40mm Autocannon
40 mm Autocannon is worth mounting when the Trampler can stay fed on 40 mm shells and keep a firing lane long enough to cash in on steady auto-gun pressure.
LMG Walker T4 - Armored, No Overheat is the top Walker LMG pick when the Trampler wants uninterrupted 8x21 mm pressure and expects return fire on the mount.
LMG Walker T4 - Armored, No Overheat feels worth the slot when a run rewards holding a lane and staying on target without heat pauses more than landing a few shell bursts. The no-overheat tag matters because the gun stays in the fight longer, and the armored body matters when that lane is going to stay contested instead of ending in one quick peek.
It comes through Trampler armament options and only pays off if the crew launches with enough 8x21 mm ammo to feed a no-overheat mount for the whole fight.

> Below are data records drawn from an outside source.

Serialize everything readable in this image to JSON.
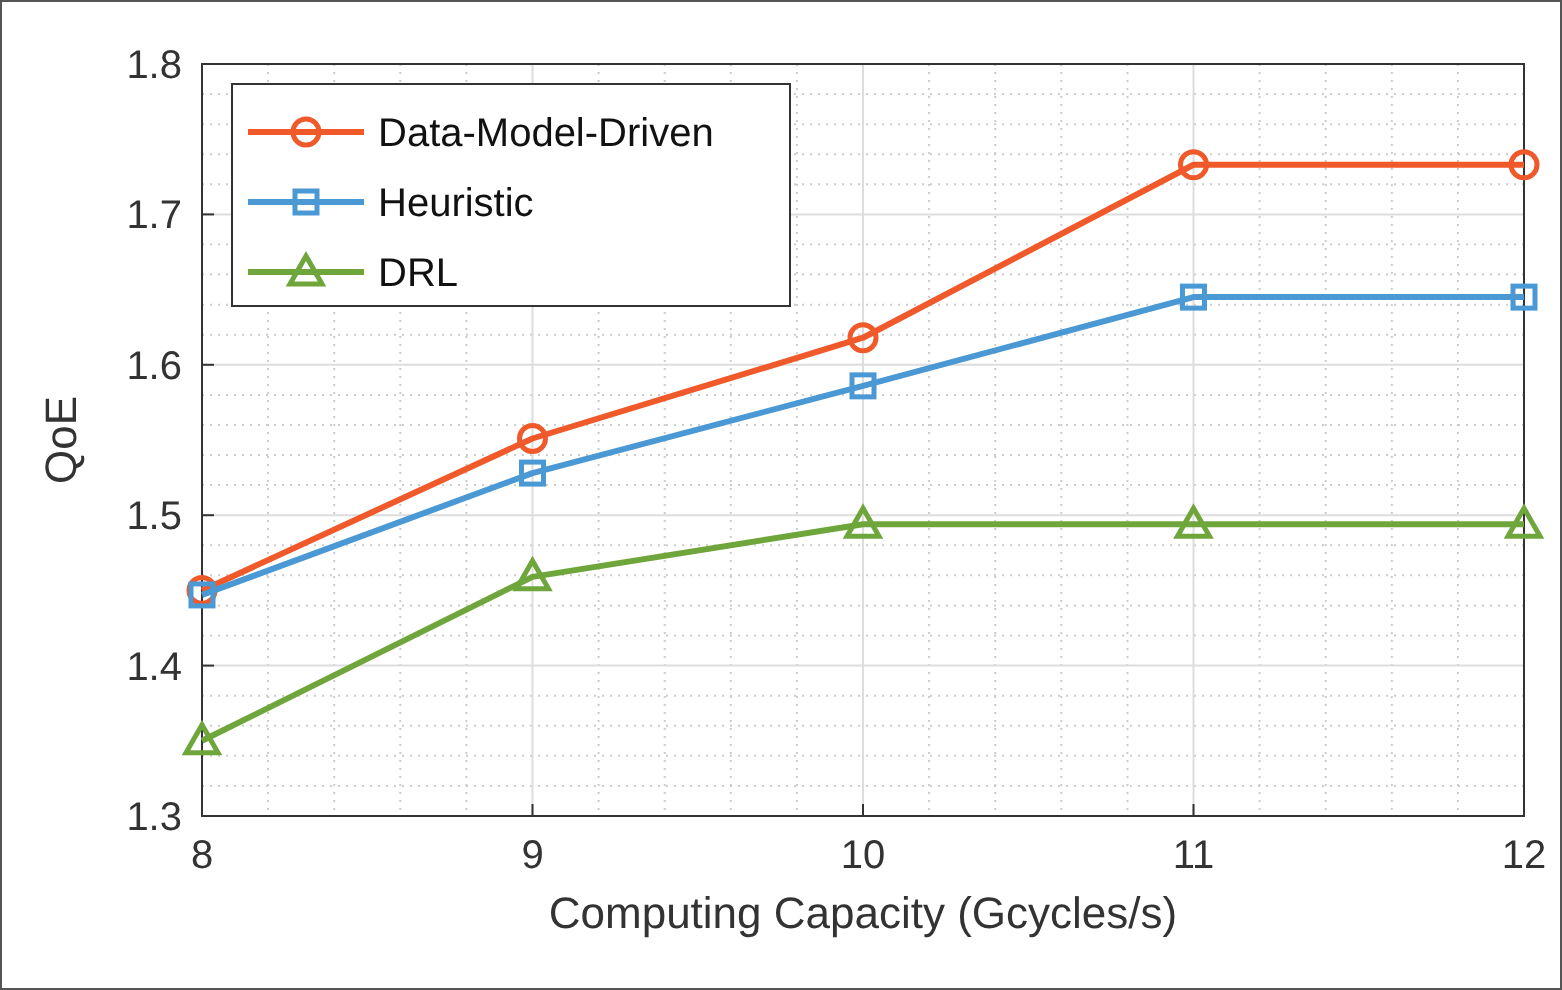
{
  "chart_data": {
    "type": "line",
    "xlabel": "Computing Capacity (Gcycles/s)",
    "ylabel": "QoE",
    "x": [
      8,
      9,
      10,
      11,
      12
    ],
    "xlim": [
      8,
      12
    ],
    "xticks": [
      8,
      9,
      10,
      11,
      12
    ],
    "ylim": [
      1.3,
      1.8
    ],
    "yticks": [
      1.3,
      1.4,
      1.5,
      1.6,
      1.7,
      1.8
    ],
    "grid": true,
    "legend": "top left",
    "line_style": "solid",
    "series": [
      {
        "name": "Data-Model-Driven",
        "color": "#f0592a",
        "marker": "circle",
        "values": [
          1.45,
          1.551,
          1.618,
          1.733,
          1.733
        ]
      },
      {
        "name": "Heuristic",
        "color": "#4a98d4",
        "marker": "square",
        "values": [
          1.447,
          1.528,
          1.586,
          1.645,
          1.645
        ]
      },
      {
        "name": "DRL",
        "color": "#6ea63c",
        "marker": "triangle",
        "values": [
          1.35,
          1.459,
          1.494,
          1.494,
          1.494
        ]
      }
    ]
  }
}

40 mm Autocannon is worth mounting when the Trampler can stay fed on 40 mm shells and keep a firing lane long enough to cash in on steady auto-gun pressure.
40 mm Autocannon Armored is worth the mount slot when the Trampler can stay fed on 40 mm shells and actually hold firing angles long enough to use the armored body.
70 mm Shotgun Cannon makes sense when your Trampler can stay loaded with standard shotgun-cannon shells and actually press close fights.
70 mm Shotgun Cannon Armored makes sense when your Trampler can stay loaded with standard shotgun-cannon shells and actually bully fights up close.
80mm Naval Cannon makes sense when your Trampler can stay fed on 80 mm shells and actually take the kind of fight where a heavy cannon matters.
80 mm Naval Cannon Armored makes sense when your Trampler can stay fed on 80 mm shells and actually take the kind of fight where a heavy cannon matters.
Experimental 2x70 mm Twin Shotgun Cannon is the unarmored T4 twin-shotgun turret, so it fits only when your Trampler can push close angles and keep the shells coming.
Experimental 2x70 mm Twin Shotgun Cannon Armored is the armored T4 twin-shotgun turret, so it only makes sense when your Trampler can actually feed a two-shell close-pressure mount.
This is the Walker version that feels best when a crew wants to sit on a firing lane, keep 8x21 mm pressure active, and avoid losing momentum to heat pauses.
It is still the wrong answer when the fight is solved by burst damage. No-overheat pressure only pays off if the exchange lasts long enough for continuous fire to matter.
Yes, when the crew already has deep 8x21 mm reserves and expects a long mounted exchange where uninterrupted fire matters more than shell burst.
You trade shell burst for nonstop pressure. The no-overheat trait is strongest in long fights, but it is wasted if the route only needs a few heavy hits.